Pero, ¿es que España no dispone de otras armas que enfrentar al comunismo sino la cobardía del susto ante los héroes?

El comunismo no es sólo acción violenta. Le caracterizan otras muchas cosas, enormes, monstruosas, a las que España, mejor que ningún otro pueblo, puede dar la gran respuesta.

Para ello, lo primero es que España se recobre, se afirme a sí misma. Cosa que no se consigue anulando el coraje, exaltando los valores que niegan la hispanidad.

De todo esto hemos de hablar mucho. Es el gran tema español.

(«La Conquista del Estado», n. 9, 9 - Mayo - 1931)

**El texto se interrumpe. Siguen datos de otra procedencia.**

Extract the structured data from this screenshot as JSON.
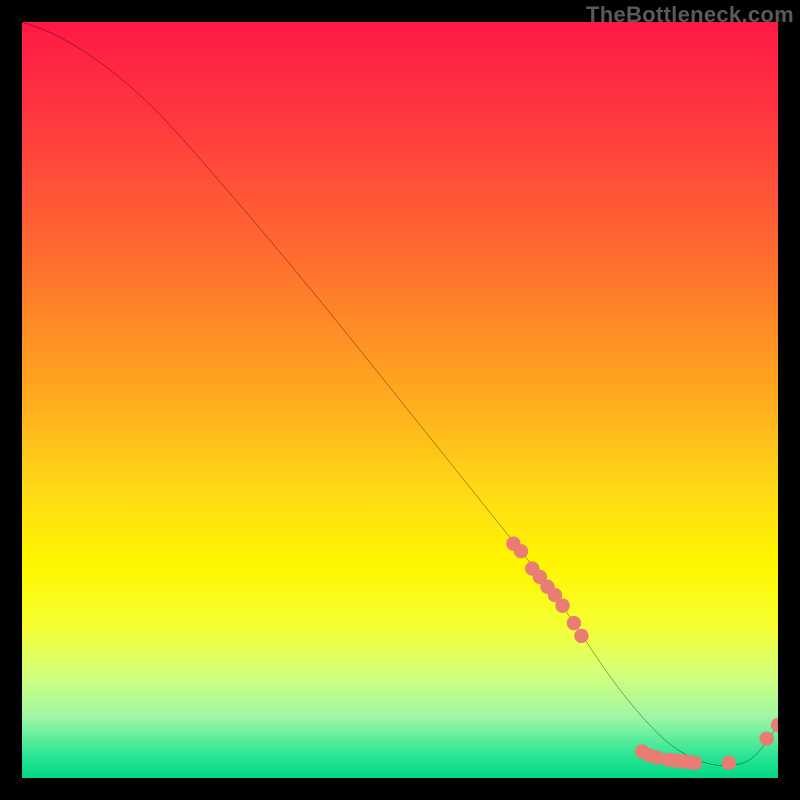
{
  "watermark": "TheBottleneck.com",
  "chart_data": {
    "type": "line",
    "title": "",
    "xlabel": "",
    "ylabel": "",
    "xlim": [
      0,
      100
    ],
    "ylim": [
      0,
      100
    ],
    "gradient_stops": [
      {
        "pct": 0,
        "color": "#ff1846"
      },
      {
        "pct": 14,
        "color": "#ff3b3e"
      },
      {
        "pct": 30,
        "color": "#ff6a30"
      },
      {
        "pct": 48,
        "color": "#ffa41f"
      },
      {
        "pct": 62,
        "color": "#ffd916"
      },
      {
        "pct": 72,
        "color": "#fff700"
      },
      {
        "pct": 80,
        "color": "#f5ff33"
      },
      {
        "pct": 86,
        "color": "#d6ff77"
      },
      {
        "pct": 92,
        "color": "#9ef7a4"
      },
      {
        "pct": 97,
        "color": "#2be594"
      },
      {
        "pct": 100,
        "color": "#00d885"
      }
    ],
    "series": [
      {
        "name": "bottleneck-curve",
        "color": "#000000",
        "x": [
          0,
          3,
          6,
          10,
          15,
          20,
          30,
          40,
          50,
          60,
          66,
          70,
          74,
          78,
          82,
          86,
          90,
          93,
          96,
          98,
          100
        ],
        "y": [
          100,
          99,
          97.5,
          95,
          91,
          86,
          74.5,
          62.5,
          50,
          37.5,
          30,
          25,
          19,
          13,
          8,
          4,
          2,
          1.5,
          2,
          4,
          7
        ]
      }
    ],
    "markers": {
      "name": "highlight-points",
      "color": "#e97c73",
      "radius": 6,
      "points": [
        {
          "x": 65.0,
          "y": 31.0
        },
        {
          "x": 66.0,
          "y": 30.0
        },
        {
          "x": 67.5,
          "y": 27.7
        },
        {
          "x": 68.5,
          "y": 26.6
        },
        {
          "x": 69.5,
          "y": 25.3
        },
        {
          "x": 70.5,
          "y": 24.2
        },
        {
          "x": 71.5,
          "y": 22.8
        },
        {
          "x": 73.0,
          "y": 20.5
        },
        {
          "x": 74.0,
          "y": 18.8
        },
        {
          "x": 82.0,
          "y": 3.5
        },
        {
          "x": 83.0,
          "y": 3.0
        },
        {
          "x": 84.0,
          "y": 2.7
        },
        {
          "x": 85.5,
          "y": 2.4
        },
        {
          "x": 86.5,
          "y": 2.3
        },
        {
          "x": 87.5,
          "y": 2.2
        },
        {
          "x": 88.3,
          "y": 2.1
        },
        {
          "x": 89.0,
          "y": 2.0
        },
        {
          "x": 93.5,
          "y": 2.0
        },
        {
          "x": 98.5,
          "y": 5.2
        },
        {
          "x": 100.0,
          "y": 7.0
        }
      ]
    }
  }
}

Es legítimo el afán interventor de los obreros en la marcha de las industrias. Ahora bien, el hecho de que asuman una función de esa índole les obliga al reconocimiento de unas finalidades económicas, a cuyo logro cooperan con sus decisiones y estudios. Porque es inútil engañarse: mientras predomine la economía capitalista, cuyo fin último no trasciende de los intereses de un individuo o de un trust, los Consejos obreros carecen de sentido. Comienzan a poseer un vigoroso carácter en cuanto la economía adquiere una modalidad sistemática, de Estado, sujeta a una regulación nacional, a una disciplina. A esto equivale una intervención superior, estatal, en las economías privadas, que al dotar a éstas de una casi absoluta seguridad de funcionamiento, les arrebata a la vez el libre arbitrio en las decisiones industriales.

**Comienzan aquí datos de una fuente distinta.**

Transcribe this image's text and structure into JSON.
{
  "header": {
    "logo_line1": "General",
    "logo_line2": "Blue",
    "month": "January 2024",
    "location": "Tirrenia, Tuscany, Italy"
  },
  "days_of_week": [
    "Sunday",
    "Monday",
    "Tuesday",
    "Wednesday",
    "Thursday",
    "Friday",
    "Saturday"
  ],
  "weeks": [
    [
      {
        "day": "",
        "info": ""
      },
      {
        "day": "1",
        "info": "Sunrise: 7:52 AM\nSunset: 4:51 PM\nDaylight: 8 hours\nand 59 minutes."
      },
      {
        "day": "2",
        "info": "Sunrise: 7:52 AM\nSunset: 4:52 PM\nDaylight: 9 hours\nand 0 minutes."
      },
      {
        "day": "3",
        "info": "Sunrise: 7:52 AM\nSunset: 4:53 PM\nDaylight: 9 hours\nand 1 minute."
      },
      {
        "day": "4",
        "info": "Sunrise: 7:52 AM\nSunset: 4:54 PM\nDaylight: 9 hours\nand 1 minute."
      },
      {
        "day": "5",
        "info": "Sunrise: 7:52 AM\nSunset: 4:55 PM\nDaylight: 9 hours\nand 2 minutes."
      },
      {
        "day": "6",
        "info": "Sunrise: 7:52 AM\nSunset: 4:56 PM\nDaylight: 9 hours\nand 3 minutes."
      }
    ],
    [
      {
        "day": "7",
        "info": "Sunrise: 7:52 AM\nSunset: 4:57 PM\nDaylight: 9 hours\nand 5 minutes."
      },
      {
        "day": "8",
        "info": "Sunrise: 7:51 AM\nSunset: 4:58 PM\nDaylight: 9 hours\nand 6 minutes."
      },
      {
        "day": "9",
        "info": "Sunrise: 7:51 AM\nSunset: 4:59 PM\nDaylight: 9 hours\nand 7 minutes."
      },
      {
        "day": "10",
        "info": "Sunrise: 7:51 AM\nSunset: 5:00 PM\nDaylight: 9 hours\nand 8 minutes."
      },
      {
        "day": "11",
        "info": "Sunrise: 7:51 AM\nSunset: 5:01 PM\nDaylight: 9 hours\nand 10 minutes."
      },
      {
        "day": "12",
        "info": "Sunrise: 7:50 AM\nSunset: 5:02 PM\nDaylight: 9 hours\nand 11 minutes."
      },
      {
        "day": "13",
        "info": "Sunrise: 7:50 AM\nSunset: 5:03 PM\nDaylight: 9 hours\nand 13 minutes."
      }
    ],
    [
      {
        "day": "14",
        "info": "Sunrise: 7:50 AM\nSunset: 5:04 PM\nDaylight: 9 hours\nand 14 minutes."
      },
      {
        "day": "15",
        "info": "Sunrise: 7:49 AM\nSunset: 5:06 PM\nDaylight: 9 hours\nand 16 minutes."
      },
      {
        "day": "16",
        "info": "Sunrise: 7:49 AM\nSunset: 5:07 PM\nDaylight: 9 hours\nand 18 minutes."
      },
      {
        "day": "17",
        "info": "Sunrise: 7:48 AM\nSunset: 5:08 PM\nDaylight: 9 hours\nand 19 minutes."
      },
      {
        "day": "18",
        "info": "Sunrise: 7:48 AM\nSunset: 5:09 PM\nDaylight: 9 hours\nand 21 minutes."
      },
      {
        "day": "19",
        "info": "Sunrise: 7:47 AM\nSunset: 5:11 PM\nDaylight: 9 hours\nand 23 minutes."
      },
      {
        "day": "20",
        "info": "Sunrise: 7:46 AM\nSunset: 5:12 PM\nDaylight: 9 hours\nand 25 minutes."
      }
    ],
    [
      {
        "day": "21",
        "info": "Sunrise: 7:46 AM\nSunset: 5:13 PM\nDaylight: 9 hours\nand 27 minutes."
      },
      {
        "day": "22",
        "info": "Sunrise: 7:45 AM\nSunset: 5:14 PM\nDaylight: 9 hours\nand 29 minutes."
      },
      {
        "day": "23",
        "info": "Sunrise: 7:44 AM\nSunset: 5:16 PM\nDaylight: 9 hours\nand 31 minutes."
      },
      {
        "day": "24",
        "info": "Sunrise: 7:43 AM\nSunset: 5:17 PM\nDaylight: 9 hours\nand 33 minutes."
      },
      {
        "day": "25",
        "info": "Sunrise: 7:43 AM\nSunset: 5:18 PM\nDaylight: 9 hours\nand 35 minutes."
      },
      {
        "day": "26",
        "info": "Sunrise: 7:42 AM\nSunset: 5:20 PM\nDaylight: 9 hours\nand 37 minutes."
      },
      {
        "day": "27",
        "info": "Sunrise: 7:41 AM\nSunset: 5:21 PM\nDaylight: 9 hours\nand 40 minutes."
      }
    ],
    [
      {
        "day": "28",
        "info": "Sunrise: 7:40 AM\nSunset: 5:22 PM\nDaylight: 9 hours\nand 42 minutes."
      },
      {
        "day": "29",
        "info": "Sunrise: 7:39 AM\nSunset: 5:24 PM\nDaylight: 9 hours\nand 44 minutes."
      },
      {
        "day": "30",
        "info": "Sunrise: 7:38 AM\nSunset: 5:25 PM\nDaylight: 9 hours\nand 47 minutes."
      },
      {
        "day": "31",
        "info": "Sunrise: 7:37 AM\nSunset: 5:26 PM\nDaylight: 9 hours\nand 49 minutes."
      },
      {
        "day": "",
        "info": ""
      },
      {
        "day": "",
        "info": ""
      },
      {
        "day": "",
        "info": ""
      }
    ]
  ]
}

Los Consejos obreros son entonces colaboradores eficaces de los fines económicos a que están adscritas las correspondientes industrias. Por eso, los únicos países donde actualmente alcanzan eficacia unos organismos así son Italia y Rusia. En Italia, los Sindicatos obreros viven en el orden oficial del Estado fascista, y su misma existencia les vincula a la prosperidad de los fines económicos que el Estado reconozca. En Rusia, esa interdependencia es aún más patente.

Pero el problema en España no es de este género. El régimen político de nuestro país impide, hoy por hoy, que los obreros reconozcan y se identifiquen de un modo total con la articulación económica. Les importa, por el contrario, que se acelere el proceso capitalista y sobrevengan coyunturas favorables. De ahí que los Consejos obreros tuvieran una mera función de avance social, como reivindicaciones de clase, y no aquella otra más fecunda de auxiliar un sistema económico articulado en una disciplina nacional.

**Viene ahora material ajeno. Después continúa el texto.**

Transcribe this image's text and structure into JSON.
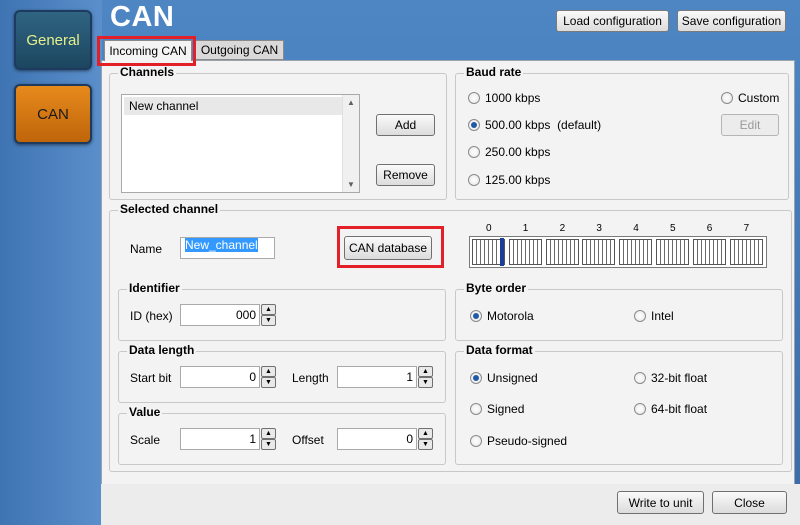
{
  "sidebar": {
    "general_label": "General",
    "can_label": "CAN"
  },
  "header": {
    "title": "CAN",
    "load_label": "Load configuration",
    "save_label": "Save configuration"
  },
  "tabs": [
    {
      "label": "Incoming CAN"
    },
    {
      "label": "Outgoing CAN"
    }
  ],
  "channels": {
    "title": "Channels",
    "items": [
      "New channel"
    ],
    "add_label": "Add",
    "remove_label": "Remove"
  },
  "baud": {
    "title": "Baud rate",
    "options": [
      "1000 kbps",
      "500.00 kbps",
      "250.00 kbps",
      "125.00 kbps"
    ],
    "default_note": "(default)",
    "selected": "500.00 kbps",
    "custom_label": "Custom",
    "edit_label": "Edit"
  },
  "selected_channel": {
    "title": "Selected channel",
    "name_label": "Name",
    "name_value": "New_channel",
    "candb_label": "CAN database",
    "byte_numbers": [
      "0",
      "1",
      "2",
      "3",
      "4",
      "5",
      "6",
      "7"
    ]
  },
  "identifier": {
    "title": "Identifier",
    "id_label": "ID (hex)",
    "id_value": "000"
  },
  "byte_order": {
    "title": "Byte order",
    "motorola": "Motorola",
    "intel": "Intel",
    "selected": "Motorola"
  },
  "data_length": {
    "title": "Data length",
    "start_label": "Start bit",
    "start_value": "0",
    "length_label": "Length",
    "length_value": "1"
  },
  "data_format": {
    "title": "Data format",
    "unsigned": "Unsigned",
    "signed": "Signed",
    "pseudo": "Pseudo-signed",
    "f32": "32-bit float",
    "f64": "64-bit float",
    "selected": "Unsigned"
  },
  "value": {
    "title": "Value",
    "scale_label": "Scale",
    "scale_value": "1",
    "offset_label": "Offset",
    "offset_value": "0"
  },
  "footer": {
    "write_label": "Write to unit",
    "close_label": "Close"
  },
  "colors": {
    "accent": "#1f5aa8",
    "highlight": "#e32028",
    "can_button": "#e68a1c"
  }
}
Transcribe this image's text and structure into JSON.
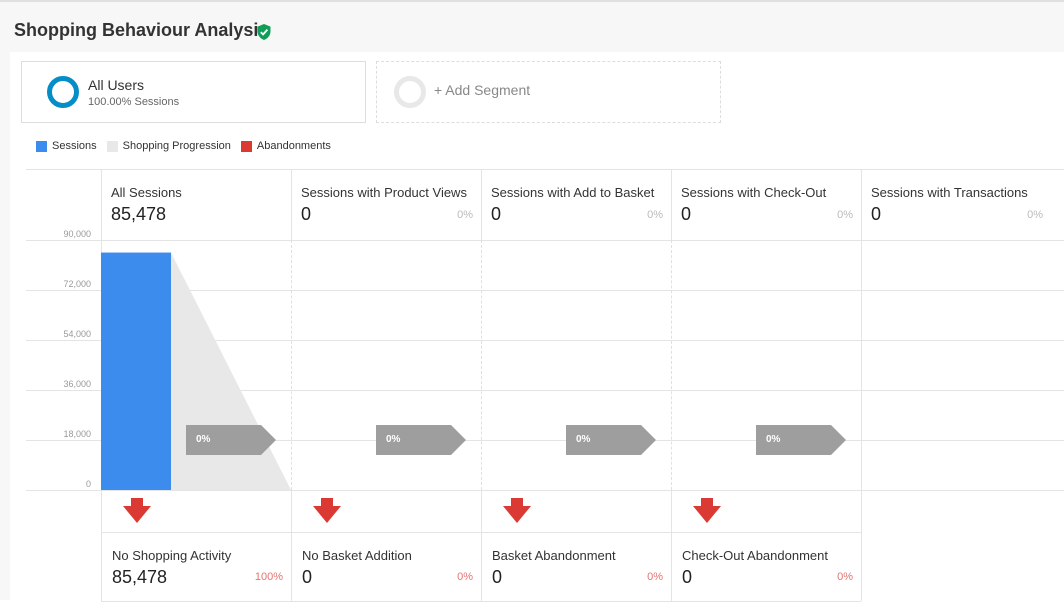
{
  "header": {
    "title": "Shopping Behaviour Analysis",
    "verified_icon": "verified-shield-icon",
    "verified_color": "#0f9d58"
  },
  "segments": {
    "active": {
      "name": "All Users",
      "detail": "100.00% Sessions",
      "color": "#058dc7"
    },
    "add_label": "+ Add Segment"
  },
  "legend": [
    {
      "label": "Sessions",
      "color": "#3b8ced"
    },
    {
      "label": "Shopping Progression",
      "color": "#e8e8e8"
    },
    {
      "label": "Abandonments",
      "color": "#db3a34"
    }
  ],
  "chart_data": {
    "type": "bar",
    "yticks": [
      "90,000",
      "72,000",
      "54,000",
      "36,000",
      "18,000",
      "0"
    ],
    "ylim": [
      0,
      90000
    ],
    "stages": [
      {
        "label": "All Sessions",
        "value": 85478,
        "display": "85,478",
        "pct": ""
      },
      {
        "label": "Sessions with Product Views",
        "value": 0,
        "display": "0",
        "pct": "0%"
      },
      {
        "label": "Sessions with Add to Basket",
        "value": 0,
        "display": "0",
        "pct": "0%"
      },
      {
        "label": "Sessions with Check-Out",
        "value": 0,
        "display": "0",
        "pct": "0%"
      },
      {
        "label": "Sessions with Transactions",
        "value": 0,
        "display": "0",
        "pct": "0%"
      }
    ],
    "progression_labels": [
      "0%",
      "0%",
      "0%",
      "0%"
    ],
    "abandonments": [
      {
        "label": "No Shopping Activity",
        "value": 85478,
        "display": "85,478",
        "pct": "100%"
      },
      {
        "label": "No Basket Addition",
        "value": 0,
        "display": "0",
        "pct": "0%"
      },
      {
        "label": "Basket Abandonment",
        "value": 0,
        "display": "0",
        "pct": "0%"
      },
      {
        "label": "Check-Out Abandonment",
        "value": 0,
        "display": "0",
        "pct": "0%"
      }
    ],
    "colors": {
      "sessions": "#3b8ced",
      "progression": "#e8e8e8",
      "abandonment": "#db3a34",
      "arrow": "#9e9e9e"
    }
  }
}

De ahí que Solidaridad Obrera, periódico de la gran fuerza sindicalista, adscribiese los Consejos obreros a misiones de orden interior, solución de conflictos, corrección de abusos, etc. En su número de 24 de abril ampliaba, sin embargo, la influencia de estos organismos, señalándoles como campo de acción todas las cuestiones que se relacionen de alguna manera con la producción. Estudio de los mercados, estadísticas de precios, organización del trabajo, etc.

Nos adherimos, desde luego, a la petición de que se establezcan los Consejos obreros. Nosotros propugnamos un cambio social radicalísimo en la estructura del Estado, que lleva consigo, naturalmente, reformas de esta índole. Pero sometidas a un orden de totalidad que les asegure eficacia y grandeza.